Scientists at the Ruhr-Universität Bochum have identified a protein, Pannexin1, that is required for normal functioning of brain cells and learning in mice. Animals lacking Pannexin1 display autism-like symptoms.
Pannexin1 proteins are found in the vertebrate central nervous system. They are channels that traverse the cell membrane, establishing a pore that allows particular signaling molecules, including the energy storage molecule adenosine triphosphate (ATP), to cross through. They are expressed abundantly in the hippocampus, a region of the brain that plays a central role in long term memory.
Researchers recorded activity from hippocampal cells in brain slices taken from. When new memories are formed, connections between cells are strengthened to amplify their communication in a process called long term potentiation. In animals lacking the Pannexin1 channel, long term potentiation is enhanced earlier and more persistently. Although this resembles memory storage, it saturates the brain’s connections. The communication between cells is increased to such an extent that further increases are no longer possible, reducing the capacity for new learning.
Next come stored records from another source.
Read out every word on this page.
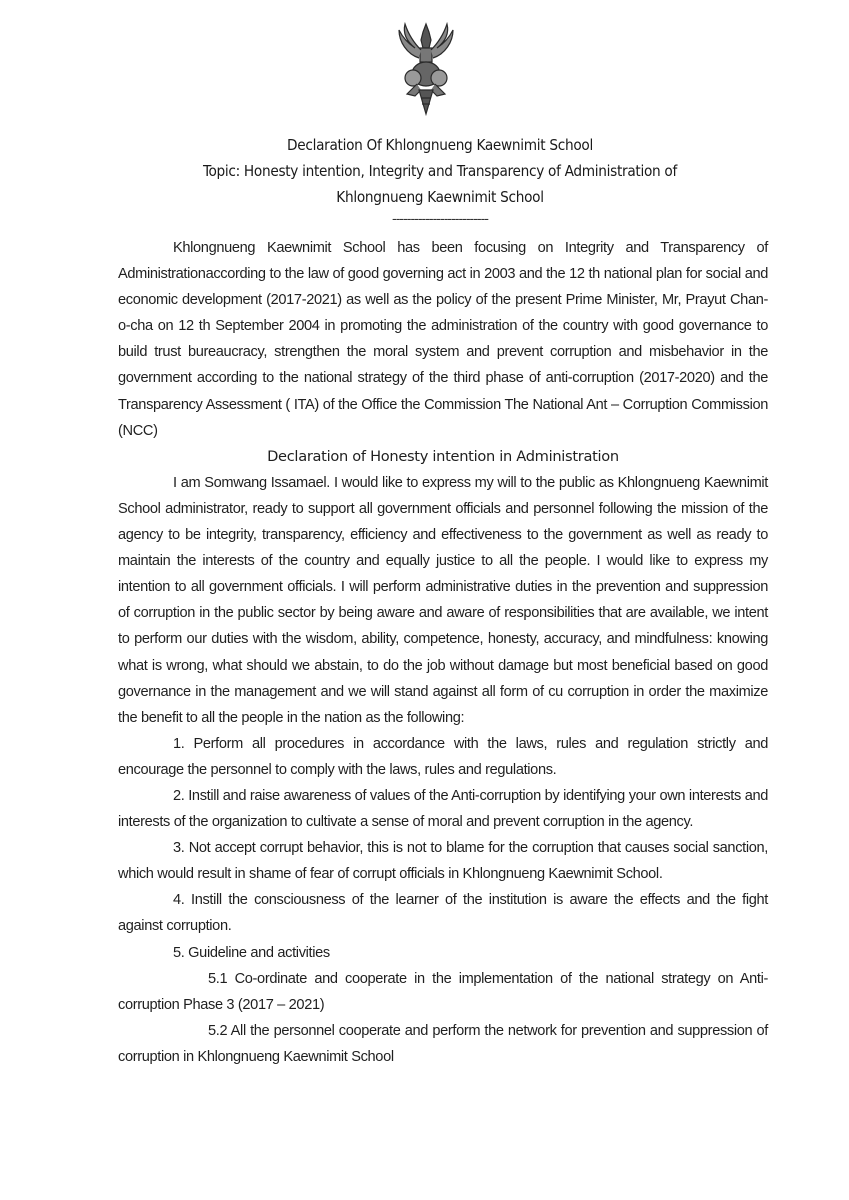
Declaration Of Khlongnueng Kaewnimit School
Topic: Honesty intention, Integrity and Transparency of Administration of
Khlongnueng Kaewnimit School
--------------------------

Khlongnueng Kaewnimit School has been focusing on Integrity and Transparency of Administrationaccording to the law of good governing act in 2003 and the 12 th national plan for social and economic development (2017-2021) as well as the policy of the present Prime Minister, Mr, Prayut Chan-o-cha on 12 th September 2004 in promoting the administration of the country with good governance to build trust bureaucracy, strengthen the moral system and prevent corruption and misbehavior in the government according to the national strategy of the third phase of anti-corruption (2017-2020) and the Transparency Assessment ( ITA) of the Office the Commission The National Ant – Corruption Commission (NCC)

Declaration of Honesty intention in Administration

I am Somwang Issamael. I would like to express my will to the public as Khlongnueng Kaewnimit School administrator, ready to support all government officials and personnel following the mission of the agency to be integrity, transparency, efficiency and effectiveness to the government as well as ready to maintain the interests of the country and equally justice to all the people. I would like to express my intention to all government officials. I will perform administrative duties in the prevention and suppression of corruption in the public sector by being aware and aware of responsibilities that are available, we intent to perform our duties with the wisdom, ability, competence, honesty, accuracy, and mindfulness: knowing what is wrong, what should we abstain, to do the job without damage but most beneficial based on good governance in the management and we will stand against all form of cu corruption in order the maximize the benefit to all the people in the nation as the following:

1. Perform all procedures in accordance with the laws, rules and regulation strictly and encourage the personnel to comply with the laws, rules and regulations.

2. Instill and raise awareness of values of the Anti-corruption by identifying your own interests and interests of the organization to cultivate a sense of moral and prevent corruption in the agency.

3. Not accept corrupt behavior, this is not to blame for the corruption that causes social sanction, which would result in shame of fear of corrupt officials in Khlongnueng Kaewnimit School.

4. Instill the consciousness of the learner of the institution is aware the effects and the fight against corruption.

5. Guideline and activities

5.1 Co-ordinate and cooperate in the implementation of the national strategy on Anti-corruption Phase 3 (2017 – 2021)

5.2 All the personnel cooperate and perform the network for prevention and suppression of corruption in Khlongnueng Kaewnimit School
This altered function was reversed by applying adenosine and blocking glutamate neurotransmitter signaling. This suggests that the absence of Pannexin1 depletes extracellular adenosine/ATP, thereby enhancing glutamate transmission. Scientists believe this is part of feedback mechanism that becomes dysregulated in mice lacking Pannexin1. In normal animals, the channel releases ATP, which acts to decrease glutamate signaling. When Pannexin1 channels are missing, this form of glutamate regulation is lost; glutamate transmission is critical for long term potentiation. Without this feedback, normal brain function and memory formation becomes disrupted.